Voice of the People
There is no right to same-sex marriage
On March 26, the Supreme Court heard arguments regarding the validity of an amendment to the California State Constitution that declares that only a union between one man and one woman may be recognized as a marriage in California. This amendment merely declares what has been recognized as true since the beginning of human history: that marriage is a union between a man and a woman.
The dispositive issue before the court is whether the people of California have the power to determine what constitutes a marriage for purposes of California law. Those opposing the amendment contend that it denies "equal protection of the laws" to same-sex couples by refusing to recognize their right to marry, while recognizing the right of heterosexual couples to marry.

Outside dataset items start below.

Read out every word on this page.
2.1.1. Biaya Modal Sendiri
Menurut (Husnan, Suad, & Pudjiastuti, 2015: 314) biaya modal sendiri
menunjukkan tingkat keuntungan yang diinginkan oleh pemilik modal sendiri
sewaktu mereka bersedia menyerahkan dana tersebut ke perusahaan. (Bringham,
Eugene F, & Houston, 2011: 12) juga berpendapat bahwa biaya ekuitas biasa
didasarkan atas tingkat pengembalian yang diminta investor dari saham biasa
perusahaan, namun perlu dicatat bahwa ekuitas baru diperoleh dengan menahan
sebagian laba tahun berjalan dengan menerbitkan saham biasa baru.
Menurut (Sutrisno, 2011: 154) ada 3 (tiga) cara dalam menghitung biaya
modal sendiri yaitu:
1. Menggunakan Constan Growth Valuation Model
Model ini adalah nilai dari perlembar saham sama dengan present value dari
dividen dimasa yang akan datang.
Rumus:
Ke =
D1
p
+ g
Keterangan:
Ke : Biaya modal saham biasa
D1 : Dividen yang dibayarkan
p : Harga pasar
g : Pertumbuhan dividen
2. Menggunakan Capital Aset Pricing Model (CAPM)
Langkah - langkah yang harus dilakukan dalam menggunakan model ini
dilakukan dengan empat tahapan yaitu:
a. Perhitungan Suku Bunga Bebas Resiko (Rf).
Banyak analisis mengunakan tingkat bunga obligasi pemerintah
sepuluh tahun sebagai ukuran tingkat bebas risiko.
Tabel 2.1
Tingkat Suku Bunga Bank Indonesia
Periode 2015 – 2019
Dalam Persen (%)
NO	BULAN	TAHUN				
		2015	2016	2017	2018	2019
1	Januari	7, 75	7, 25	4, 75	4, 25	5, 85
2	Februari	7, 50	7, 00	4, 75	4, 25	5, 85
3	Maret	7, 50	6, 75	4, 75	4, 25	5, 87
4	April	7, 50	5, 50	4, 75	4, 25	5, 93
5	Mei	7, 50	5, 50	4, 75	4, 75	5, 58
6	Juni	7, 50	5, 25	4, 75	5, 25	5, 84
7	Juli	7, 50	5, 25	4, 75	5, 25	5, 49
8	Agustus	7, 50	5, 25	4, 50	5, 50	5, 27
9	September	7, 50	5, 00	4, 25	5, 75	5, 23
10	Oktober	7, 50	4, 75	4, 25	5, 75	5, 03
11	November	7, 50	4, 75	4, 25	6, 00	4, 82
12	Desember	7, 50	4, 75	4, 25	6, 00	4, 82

This argument presumes that a right to same-sex marriage exists. From whence cometh such alleged right? Before ratification of the U. S. Constitution, the states possessed all the powers of sovereign nations. They all recognized and regulated traditional marriage between men and women. None recognized a right to same-sex marriage. Sexual relations between persons of the same sex were universally condemned and punished as crime. No provision of the U. S. Constitution addresses the right of marriage.
On ratification of the Constitution, the states delegated to the federal government specifically enumerated powers, reserving all powers not enumerated to themselves. The power to define and regulate marriage was not delegated and, therefore, such power remains in the states or in the people. The people of California got it right: there is no right to same-sex marriage.
But does the Supreme Court have the courage to say so, or will it rule otherwise on the basis of political correctness?